Performance issue while getting all the words with common prefix in Prefix Tree

428 views Asked by At

I have a prefix tree to store a huge collection of words. Right now, if i want to find all the words with the common prefix say "a", I first retrieve the first node containing a and then exhaustively search in the Depth First fashion in the children nodes of the first node. While this idea looks naive and straightforward, it in-fact is pathetically slow if the possible number of words with common prefix is VERY HIGH(>20K). Is there some other way to retrieve all the words starting with a common prefix efficiently? Or should i adopt some other data structure? Thanking you in advanced.

EDIT1 Basically I am creating a full word by visiting every node and adding character incrementally. All the words are later stored in a vector container. And yes, i have recursive implementation.

EDIT2

vector<int> getNonEmptyEdgeIndices(Node* parent) {
    vector<int> indices;
    for(int i=0; i<EDGE; i++) {
        if (parent->edges[i] != NULL) {
            indices.push_back(i);
        }
    }
    return indices; 
}

vector<string> getSubsequentStrings(vector<string> wordsStartingWith, Node* node, string prefix) {
    vector<int> indices = getNonEmptyEdgeIndices(node);

    // push the word to the container if node is a leaf 
    if (indices.empty()) {
        wordsStartingWith.push_back(prefix);
        return wordsStartingWith;
    }

    // if frequency is set in node, push the word but still continue recursion
    if (node->frequency != 0) {
        wordsStartingWith.push_back(prefix);
    }

    // look all the children of the node
    for(unsigned int i=0; i<indices.size(); i++) {
        string newPrefix = prefix + getNodeChar(indices[i]);
        Node* child = node->edges[indices[i]];

        // recursively get the prefix for all children
        wordsStartingWith = getSubsequentStrings(wordsStartingWith, child, newPrefix);  
    }

    return wordsStartingWith;
}

vector<string> Trie::getWordsStartingWith(string prefix) {
    vector<string> wordsStartingWith;
    Node* lastNode = getLastNode(prefix);

    if (lastNode != NULL) {
        wordsStartingWith = getSubsequentStrings(wordsStartingWith, lastNode, prefix);
    }
    return wordsStartingWith;
}

EDIT 3 SOLVED!!! There was actually a problem with my implementation. I was passing this huge vector string container in recursive calls which was in-fact the problem. Thank you everyone for your kind advice.

1

There are 1 answers

0
Timothy On

Actually TRIE+DFT is already a good enough solution to your case. Its time complexity is O(M+B^M) where M is the max length of a word and B is the constant number of possible letters (usually B=26). Although it's exponential, but in practice it could be much faster than you think, because the TRIE tree is very sparse and the M is a small number.
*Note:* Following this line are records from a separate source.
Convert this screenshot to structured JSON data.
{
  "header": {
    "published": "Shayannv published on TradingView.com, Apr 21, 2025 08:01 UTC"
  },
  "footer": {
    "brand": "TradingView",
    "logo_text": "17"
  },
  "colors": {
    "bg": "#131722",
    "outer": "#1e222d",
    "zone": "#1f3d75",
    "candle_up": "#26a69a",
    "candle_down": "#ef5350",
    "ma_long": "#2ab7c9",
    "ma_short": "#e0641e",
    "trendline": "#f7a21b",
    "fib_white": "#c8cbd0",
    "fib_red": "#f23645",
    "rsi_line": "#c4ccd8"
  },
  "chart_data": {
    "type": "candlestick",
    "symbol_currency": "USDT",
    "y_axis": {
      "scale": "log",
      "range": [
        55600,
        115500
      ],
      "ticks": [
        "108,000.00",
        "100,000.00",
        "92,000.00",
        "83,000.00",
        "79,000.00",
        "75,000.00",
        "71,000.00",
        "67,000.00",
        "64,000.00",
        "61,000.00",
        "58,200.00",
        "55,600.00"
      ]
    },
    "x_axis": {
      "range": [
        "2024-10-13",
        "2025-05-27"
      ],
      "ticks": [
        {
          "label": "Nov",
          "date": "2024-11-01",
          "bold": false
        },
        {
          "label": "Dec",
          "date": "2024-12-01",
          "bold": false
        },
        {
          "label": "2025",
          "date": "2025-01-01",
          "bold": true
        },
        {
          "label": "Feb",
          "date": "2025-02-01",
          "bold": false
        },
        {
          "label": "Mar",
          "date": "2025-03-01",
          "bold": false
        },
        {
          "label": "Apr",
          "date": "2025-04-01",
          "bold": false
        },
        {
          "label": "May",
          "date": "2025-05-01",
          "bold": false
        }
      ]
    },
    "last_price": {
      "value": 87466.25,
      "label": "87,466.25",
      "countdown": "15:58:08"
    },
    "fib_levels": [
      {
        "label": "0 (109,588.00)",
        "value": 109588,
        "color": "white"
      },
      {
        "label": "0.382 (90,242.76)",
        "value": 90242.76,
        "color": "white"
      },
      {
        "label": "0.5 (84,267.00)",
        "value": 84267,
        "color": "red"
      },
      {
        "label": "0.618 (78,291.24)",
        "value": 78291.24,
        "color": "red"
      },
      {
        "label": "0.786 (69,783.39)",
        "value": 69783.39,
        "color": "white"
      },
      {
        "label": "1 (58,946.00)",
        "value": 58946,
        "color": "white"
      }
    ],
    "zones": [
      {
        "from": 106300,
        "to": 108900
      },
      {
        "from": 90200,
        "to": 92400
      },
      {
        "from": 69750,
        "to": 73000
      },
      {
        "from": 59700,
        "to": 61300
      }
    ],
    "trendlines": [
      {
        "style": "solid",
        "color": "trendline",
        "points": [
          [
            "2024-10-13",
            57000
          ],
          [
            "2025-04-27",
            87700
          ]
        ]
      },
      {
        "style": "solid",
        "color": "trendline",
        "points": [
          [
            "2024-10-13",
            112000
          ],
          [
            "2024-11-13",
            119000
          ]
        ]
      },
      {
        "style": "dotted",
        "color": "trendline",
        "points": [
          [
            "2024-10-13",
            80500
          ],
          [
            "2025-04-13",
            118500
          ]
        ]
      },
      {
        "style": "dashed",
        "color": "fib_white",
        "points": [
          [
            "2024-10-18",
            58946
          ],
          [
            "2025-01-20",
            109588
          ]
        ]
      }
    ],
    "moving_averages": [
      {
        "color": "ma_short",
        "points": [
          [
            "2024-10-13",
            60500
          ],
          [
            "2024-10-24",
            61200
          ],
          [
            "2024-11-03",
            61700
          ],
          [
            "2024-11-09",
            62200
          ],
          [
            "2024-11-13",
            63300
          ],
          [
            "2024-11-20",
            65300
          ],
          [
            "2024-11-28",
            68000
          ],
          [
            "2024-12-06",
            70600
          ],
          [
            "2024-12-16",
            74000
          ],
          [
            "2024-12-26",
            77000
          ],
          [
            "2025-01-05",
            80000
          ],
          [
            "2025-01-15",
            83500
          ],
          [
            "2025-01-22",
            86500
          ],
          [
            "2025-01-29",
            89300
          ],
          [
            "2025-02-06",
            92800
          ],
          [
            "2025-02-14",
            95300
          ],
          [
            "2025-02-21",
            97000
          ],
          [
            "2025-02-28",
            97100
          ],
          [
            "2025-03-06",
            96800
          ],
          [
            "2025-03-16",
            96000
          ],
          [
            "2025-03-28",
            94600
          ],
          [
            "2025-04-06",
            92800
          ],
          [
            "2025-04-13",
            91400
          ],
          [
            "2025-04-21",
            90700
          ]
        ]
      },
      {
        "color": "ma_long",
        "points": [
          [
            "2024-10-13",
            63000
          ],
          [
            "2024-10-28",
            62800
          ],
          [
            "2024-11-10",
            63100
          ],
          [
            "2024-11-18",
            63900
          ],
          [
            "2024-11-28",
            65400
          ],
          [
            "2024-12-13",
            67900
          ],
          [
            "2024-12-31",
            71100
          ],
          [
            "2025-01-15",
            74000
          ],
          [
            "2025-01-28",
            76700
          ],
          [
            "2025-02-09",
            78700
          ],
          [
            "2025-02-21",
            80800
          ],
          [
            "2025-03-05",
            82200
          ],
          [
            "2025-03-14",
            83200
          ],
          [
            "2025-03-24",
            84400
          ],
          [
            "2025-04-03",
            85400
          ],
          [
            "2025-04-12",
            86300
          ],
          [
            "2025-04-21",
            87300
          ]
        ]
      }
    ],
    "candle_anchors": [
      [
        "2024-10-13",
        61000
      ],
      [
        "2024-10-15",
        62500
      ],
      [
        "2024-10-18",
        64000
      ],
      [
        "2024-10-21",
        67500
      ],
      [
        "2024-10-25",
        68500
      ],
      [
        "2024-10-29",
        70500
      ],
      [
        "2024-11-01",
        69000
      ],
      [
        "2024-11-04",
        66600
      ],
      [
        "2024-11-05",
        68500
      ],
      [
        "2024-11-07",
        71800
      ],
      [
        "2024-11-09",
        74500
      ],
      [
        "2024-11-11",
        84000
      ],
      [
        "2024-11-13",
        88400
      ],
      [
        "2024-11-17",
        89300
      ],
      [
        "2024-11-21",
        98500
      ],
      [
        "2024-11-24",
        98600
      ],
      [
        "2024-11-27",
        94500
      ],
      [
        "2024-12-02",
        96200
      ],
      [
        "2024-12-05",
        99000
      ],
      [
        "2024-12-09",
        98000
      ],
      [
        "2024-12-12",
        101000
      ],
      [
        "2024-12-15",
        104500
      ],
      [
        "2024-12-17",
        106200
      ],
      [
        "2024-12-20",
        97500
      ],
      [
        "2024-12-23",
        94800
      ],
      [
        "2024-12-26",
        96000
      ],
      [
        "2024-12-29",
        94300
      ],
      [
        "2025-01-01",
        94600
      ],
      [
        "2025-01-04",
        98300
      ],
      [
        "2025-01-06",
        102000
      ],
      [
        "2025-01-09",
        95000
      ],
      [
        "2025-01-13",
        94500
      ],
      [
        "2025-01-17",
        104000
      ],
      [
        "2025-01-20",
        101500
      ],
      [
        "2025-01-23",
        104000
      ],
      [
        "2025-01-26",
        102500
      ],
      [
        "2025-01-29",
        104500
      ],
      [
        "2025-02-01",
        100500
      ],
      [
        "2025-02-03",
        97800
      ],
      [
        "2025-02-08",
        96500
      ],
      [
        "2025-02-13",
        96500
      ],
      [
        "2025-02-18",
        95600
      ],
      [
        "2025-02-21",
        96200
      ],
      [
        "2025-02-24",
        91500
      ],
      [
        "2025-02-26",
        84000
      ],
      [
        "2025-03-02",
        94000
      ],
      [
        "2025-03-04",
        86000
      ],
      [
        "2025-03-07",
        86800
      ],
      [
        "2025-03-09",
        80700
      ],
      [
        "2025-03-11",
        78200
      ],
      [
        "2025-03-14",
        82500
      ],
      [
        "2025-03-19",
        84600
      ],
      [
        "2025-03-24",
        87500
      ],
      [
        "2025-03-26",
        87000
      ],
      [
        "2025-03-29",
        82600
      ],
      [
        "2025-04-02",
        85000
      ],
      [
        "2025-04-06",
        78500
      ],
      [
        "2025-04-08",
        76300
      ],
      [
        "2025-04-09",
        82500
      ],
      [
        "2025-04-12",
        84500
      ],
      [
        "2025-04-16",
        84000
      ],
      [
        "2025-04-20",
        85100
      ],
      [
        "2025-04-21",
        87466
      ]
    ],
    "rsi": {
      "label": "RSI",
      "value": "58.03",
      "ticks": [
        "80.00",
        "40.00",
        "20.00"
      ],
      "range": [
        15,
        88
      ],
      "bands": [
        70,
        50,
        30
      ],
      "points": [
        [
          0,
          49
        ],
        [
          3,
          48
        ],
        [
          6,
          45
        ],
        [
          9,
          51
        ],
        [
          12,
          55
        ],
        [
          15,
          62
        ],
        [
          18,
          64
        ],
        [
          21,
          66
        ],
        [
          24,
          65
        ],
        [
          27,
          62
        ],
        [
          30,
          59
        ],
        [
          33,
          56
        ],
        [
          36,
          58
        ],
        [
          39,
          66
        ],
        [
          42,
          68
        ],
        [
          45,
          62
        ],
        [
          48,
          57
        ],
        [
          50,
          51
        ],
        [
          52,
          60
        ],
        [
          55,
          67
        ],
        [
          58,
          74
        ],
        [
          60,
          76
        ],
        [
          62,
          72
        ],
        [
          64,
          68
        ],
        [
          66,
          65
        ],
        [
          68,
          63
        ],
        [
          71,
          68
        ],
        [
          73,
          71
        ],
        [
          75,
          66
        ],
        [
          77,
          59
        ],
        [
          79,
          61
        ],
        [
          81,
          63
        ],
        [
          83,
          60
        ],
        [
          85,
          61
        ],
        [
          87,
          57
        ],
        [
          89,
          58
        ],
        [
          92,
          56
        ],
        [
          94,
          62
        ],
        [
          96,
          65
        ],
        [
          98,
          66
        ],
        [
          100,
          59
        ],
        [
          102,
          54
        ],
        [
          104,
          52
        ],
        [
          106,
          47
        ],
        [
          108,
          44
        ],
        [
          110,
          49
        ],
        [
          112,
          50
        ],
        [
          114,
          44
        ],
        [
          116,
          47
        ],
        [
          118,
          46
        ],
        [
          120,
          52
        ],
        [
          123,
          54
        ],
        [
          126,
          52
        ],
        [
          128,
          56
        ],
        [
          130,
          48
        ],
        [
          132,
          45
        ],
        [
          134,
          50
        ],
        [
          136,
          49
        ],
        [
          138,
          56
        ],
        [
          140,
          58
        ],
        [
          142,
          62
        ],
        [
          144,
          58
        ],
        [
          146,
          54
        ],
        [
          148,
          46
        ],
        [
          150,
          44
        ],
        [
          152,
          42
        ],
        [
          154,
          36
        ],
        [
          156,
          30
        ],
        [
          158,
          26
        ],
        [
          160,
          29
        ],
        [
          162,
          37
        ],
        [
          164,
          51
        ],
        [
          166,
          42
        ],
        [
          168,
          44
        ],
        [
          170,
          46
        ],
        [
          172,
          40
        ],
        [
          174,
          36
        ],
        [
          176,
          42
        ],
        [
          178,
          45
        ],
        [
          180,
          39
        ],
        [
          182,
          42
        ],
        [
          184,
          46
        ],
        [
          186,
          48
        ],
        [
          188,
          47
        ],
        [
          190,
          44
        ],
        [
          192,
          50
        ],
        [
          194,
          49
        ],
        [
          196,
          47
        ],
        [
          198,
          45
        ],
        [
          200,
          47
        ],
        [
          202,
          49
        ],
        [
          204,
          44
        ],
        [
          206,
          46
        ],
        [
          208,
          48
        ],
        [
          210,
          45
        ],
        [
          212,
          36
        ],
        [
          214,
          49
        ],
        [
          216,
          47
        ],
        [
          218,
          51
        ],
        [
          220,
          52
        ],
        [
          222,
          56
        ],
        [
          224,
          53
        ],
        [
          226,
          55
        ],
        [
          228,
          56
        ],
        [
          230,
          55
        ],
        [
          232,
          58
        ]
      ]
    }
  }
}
A simpler (not guaranteed better) solution is to sort all the words into an array. Then you could get what you want by binary searching the array for the first and the last word who has the target prefix, just like how you use an English dictionary. The sorting takes O(NlogN) and the searching takes O(MlogN) where N is the number of words. It's polynomial.

If you really Need for Speed, then you can almost always pay memory space for exchange. In this case, you could link each word to all its prefix nodes by pointers during building the TRIE tree. Then the time complexity would be reduced to O(M+N) which is extremely fast. But on the other hand it will take a space complexity of O(NM). Supposing you have a million words with 5 letters on average, you would spend about 150KB memory on the pointers.